I haven't gotten the certificate yet, my mother-in-law said that after marriage, waiting for my partner to open a shop and buy a house, can you believe what my mother-in-law said? As soon as my mother-in-law has something to do, she will tell her son Even if it is my mother's side of the matter, my mother-in-law will immediately say to his son We are married now, but I am only 03 years old, and I am a little anxious.
Try to buy the house as much as possible, you have to coax your mother-in-law, you know? Don't care if she's happy or not? You just have to be a good daughter-in-law to balance the disadvantages, and your husband will love you.
Tell the Kuan clan to come out to live there will be very few contradictions, and then let the mother-in-law show you when you have a child, she is busy watching the child, and she has no energy to make a fuss.
Do you want to believe your mother-in-law's nonsense?
Try to buy a house, rent if you can't buy it, rent a house, and have a lot of money every month, don't you feel distressed?
Don't believe his words too much, he is an old man after all, don't be like her, we are the same as him, we will be said by outsiders to be unfilial, try to ignore him, smile and talk less.
If it's good to us, we will treat it as our own mother, and if it's not good for us, we will try to be perfunctory, because after all, she is her husband's mother.
When is it a mother? How is it possible that a mother-in-law is better than a mother-in-law.
If you want to hurt us, of course you have to be a mother, and if you don't hurt us, of course you can't.
Most of them haven't encountered such a good one, and some people have really encountered it, and the mother-in-law is very good, and the mother doesn't feel sorry for it.
Let's talk to your husband first, not to sue his mother, but to talk to him calmly, first get your husband's support, tell your husband, what your mother-in-law is doing to make you unbearable, but you must not quarrel with your husband because of your mother-in-law, which is the most unwise, or talk to your mother-in-law directly, and tell her, "Mom, please don't use this attitude towards me!" Because you say this to me, I always sulk and have a very bad health" with a firm attitude but politely told her that she was not good like this, but never quarrel. >>>More
In the workplace, leaders always look at themselves unpleasantly and make things difficult everywhere, correctly view their role in the work, enter the work by themselves, engage in work, not for the preferences of the leader, but for themselves, let themselves be useful, let themselves have a platform to display their talents, and let themselves meet their material and spiritual needs, their role in the work is not to serve the leader, but to serve the company, to serve the content of the work, this role can be correctly analyzed and treated, regardless of whether the leader sees himself pleasing to the eye, whether it is difficult for yourself, you can face it well.

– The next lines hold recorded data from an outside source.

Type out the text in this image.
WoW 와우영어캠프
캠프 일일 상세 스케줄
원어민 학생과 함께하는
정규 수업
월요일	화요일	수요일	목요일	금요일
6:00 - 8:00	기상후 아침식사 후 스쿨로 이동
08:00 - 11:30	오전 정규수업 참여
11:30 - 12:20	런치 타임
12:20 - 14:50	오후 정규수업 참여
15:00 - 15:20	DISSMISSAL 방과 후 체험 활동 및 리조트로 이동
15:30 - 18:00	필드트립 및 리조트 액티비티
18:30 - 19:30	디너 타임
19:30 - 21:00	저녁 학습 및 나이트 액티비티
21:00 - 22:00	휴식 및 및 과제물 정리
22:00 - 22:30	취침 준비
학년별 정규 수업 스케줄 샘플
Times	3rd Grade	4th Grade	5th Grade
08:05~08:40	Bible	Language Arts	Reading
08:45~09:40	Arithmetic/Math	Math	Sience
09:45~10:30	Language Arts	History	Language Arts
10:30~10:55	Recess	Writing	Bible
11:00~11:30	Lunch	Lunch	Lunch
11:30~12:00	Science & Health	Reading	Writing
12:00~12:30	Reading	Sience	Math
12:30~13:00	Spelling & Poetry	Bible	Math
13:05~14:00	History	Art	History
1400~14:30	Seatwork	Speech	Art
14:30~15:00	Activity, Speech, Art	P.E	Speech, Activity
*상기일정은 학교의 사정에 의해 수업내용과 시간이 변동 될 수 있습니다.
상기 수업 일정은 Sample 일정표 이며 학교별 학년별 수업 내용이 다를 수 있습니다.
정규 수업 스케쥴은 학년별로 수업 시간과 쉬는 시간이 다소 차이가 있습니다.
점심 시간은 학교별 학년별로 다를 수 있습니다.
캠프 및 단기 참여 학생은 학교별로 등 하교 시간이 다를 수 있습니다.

It's your own feelings, a sign of conceit. You just need to be friendly, do a good job in words and deeds, try to chat with others, try to find opportunities to talk to people, and then you will find that others do not look at you unpleasantly. >>>More
Then respect each other, do not interfere with each other, and listen to what is good to you, as long as there is no shortage of food and no shortage of clothing.
yes, I'm feeling stressed right now.